I recommended to Brad’s friends that we get AHEAD of this conversation and have the beneficiaries of Brad’s estate agree to what compensation method/rate Brad’s friend would take – that way, it’s not a “surprise” at the end of the estate administration. So, if there’s any good in this story, it’s that we got Brad’s friends reimbursed for anything that they paid out-of-pocket for (which was not JUST the funeral) as well as got them compensated for their hard work, time, energy, etc. Goodness sakes, they deserved it.
So yeah – here we are with another crazy “real life” story for you, Legal Tea Listeners. I saw a client recently (outside the office) and they were sharing they had been listening to my podcast and had just finished the episode that my husband, also attorney, Justin, co-hosted with me – they were like, “That story was really real?!” Yes, friends – these cautionary tales are real-life people that I, or my office, has helped. Who knew this wonky stuff happened in boring ol’ Indiana, huh?

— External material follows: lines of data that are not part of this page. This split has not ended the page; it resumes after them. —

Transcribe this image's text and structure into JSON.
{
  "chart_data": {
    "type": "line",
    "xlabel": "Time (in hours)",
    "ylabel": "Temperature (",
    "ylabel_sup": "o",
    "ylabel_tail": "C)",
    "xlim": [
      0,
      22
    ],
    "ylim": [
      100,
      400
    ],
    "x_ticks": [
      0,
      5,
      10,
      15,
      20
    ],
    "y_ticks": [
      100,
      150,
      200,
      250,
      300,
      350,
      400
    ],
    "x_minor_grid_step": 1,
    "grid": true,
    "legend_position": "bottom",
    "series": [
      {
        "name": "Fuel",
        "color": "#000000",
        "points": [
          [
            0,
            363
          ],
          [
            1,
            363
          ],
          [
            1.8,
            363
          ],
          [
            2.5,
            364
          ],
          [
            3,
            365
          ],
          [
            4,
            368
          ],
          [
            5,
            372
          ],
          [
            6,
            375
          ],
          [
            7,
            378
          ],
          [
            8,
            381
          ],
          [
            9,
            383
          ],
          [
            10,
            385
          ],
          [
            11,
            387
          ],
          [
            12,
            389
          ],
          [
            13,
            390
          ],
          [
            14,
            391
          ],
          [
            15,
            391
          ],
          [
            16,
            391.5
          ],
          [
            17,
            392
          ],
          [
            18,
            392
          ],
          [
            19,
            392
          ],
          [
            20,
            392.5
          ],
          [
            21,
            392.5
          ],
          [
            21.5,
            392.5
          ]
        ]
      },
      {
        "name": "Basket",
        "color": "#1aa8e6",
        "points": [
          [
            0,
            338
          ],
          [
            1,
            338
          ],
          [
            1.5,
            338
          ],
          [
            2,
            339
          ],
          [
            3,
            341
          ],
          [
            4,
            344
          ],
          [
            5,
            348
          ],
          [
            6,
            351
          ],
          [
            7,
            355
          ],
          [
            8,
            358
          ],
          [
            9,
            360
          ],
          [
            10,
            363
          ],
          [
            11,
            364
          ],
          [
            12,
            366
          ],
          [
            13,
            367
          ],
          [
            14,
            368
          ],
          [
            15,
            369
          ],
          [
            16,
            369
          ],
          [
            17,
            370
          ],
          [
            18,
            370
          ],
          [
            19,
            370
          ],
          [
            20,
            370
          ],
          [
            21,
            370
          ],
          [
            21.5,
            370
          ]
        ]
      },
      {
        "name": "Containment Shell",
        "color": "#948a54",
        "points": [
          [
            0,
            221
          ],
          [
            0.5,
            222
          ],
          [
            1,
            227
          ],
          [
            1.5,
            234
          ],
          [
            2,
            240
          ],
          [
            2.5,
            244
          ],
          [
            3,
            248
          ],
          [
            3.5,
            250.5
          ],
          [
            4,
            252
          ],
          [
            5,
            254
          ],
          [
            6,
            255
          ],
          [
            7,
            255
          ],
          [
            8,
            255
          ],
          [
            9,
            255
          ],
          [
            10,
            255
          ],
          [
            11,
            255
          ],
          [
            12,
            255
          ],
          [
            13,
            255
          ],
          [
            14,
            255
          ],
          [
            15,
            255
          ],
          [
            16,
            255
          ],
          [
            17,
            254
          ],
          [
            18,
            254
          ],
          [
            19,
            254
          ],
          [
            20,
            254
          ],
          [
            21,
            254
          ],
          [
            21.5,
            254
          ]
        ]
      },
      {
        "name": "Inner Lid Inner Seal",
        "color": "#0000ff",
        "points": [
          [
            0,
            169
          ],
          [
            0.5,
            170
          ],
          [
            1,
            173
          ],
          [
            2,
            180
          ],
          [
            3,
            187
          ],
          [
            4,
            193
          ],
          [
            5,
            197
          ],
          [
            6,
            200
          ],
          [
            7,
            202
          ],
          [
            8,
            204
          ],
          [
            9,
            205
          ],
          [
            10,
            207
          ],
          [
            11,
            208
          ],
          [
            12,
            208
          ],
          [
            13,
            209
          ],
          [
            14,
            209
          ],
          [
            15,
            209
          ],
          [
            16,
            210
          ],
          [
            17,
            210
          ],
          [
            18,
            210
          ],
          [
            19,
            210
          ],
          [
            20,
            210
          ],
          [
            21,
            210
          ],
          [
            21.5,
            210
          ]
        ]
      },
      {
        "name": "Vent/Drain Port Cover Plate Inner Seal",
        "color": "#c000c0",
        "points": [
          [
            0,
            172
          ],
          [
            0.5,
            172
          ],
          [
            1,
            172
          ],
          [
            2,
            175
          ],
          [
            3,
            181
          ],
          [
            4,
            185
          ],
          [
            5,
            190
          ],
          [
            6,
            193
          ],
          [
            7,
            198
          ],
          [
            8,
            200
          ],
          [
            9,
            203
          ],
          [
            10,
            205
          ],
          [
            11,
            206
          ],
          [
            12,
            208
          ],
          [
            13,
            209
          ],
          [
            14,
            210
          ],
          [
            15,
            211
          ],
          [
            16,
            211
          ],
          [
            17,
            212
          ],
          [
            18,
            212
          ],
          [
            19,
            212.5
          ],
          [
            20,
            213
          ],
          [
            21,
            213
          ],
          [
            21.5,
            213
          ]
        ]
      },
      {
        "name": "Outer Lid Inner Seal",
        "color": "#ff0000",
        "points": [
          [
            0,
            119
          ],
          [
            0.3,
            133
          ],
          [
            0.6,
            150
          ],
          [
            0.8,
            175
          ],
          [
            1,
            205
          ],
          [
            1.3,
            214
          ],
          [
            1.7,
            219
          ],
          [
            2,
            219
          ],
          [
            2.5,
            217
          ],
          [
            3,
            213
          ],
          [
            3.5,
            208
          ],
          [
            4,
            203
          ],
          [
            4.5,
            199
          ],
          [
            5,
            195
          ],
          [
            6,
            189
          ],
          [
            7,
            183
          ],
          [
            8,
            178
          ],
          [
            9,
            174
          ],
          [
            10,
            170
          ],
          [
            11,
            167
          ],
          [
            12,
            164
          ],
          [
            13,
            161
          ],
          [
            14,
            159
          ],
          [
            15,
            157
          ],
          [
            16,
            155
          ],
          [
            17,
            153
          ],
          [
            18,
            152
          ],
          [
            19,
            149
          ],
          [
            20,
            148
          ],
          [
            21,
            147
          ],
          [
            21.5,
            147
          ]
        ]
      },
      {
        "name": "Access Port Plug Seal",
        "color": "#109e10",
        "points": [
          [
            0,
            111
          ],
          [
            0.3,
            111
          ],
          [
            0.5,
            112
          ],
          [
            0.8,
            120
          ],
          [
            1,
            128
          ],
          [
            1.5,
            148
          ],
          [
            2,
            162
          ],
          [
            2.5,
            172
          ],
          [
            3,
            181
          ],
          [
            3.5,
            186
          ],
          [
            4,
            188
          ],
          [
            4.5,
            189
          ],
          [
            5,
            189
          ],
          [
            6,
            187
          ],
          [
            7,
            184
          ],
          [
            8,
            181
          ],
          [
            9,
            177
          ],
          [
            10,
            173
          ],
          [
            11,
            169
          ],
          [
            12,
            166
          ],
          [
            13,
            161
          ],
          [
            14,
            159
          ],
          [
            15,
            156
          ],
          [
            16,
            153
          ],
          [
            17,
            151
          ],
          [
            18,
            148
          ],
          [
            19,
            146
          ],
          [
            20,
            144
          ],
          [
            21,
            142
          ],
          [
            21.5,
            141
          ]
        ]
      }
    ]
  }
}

Anyway… For all you people that have estranged family members, please #DoYourEstatePlan. For your OWN peace of mind. Heck, I’ll be here to help you #DoYourEstatePlan and even be here, when you fail to … so how about you just get it done?
Next week’s topic is a current event/current trend -- something I’ve seen or run across that I think would be interesting on here. Well, next week will be fun – I got a lead from a team member of mine (shout out to Cara!) who stumbled across a documentary on Bob Ross on Netflix. Specifically, the documentary goes into the people in his life before he passed away, and what happened (to his stuff/estate and those people) after he passed away…
Until then, Legal Tea Listeners…talk soon!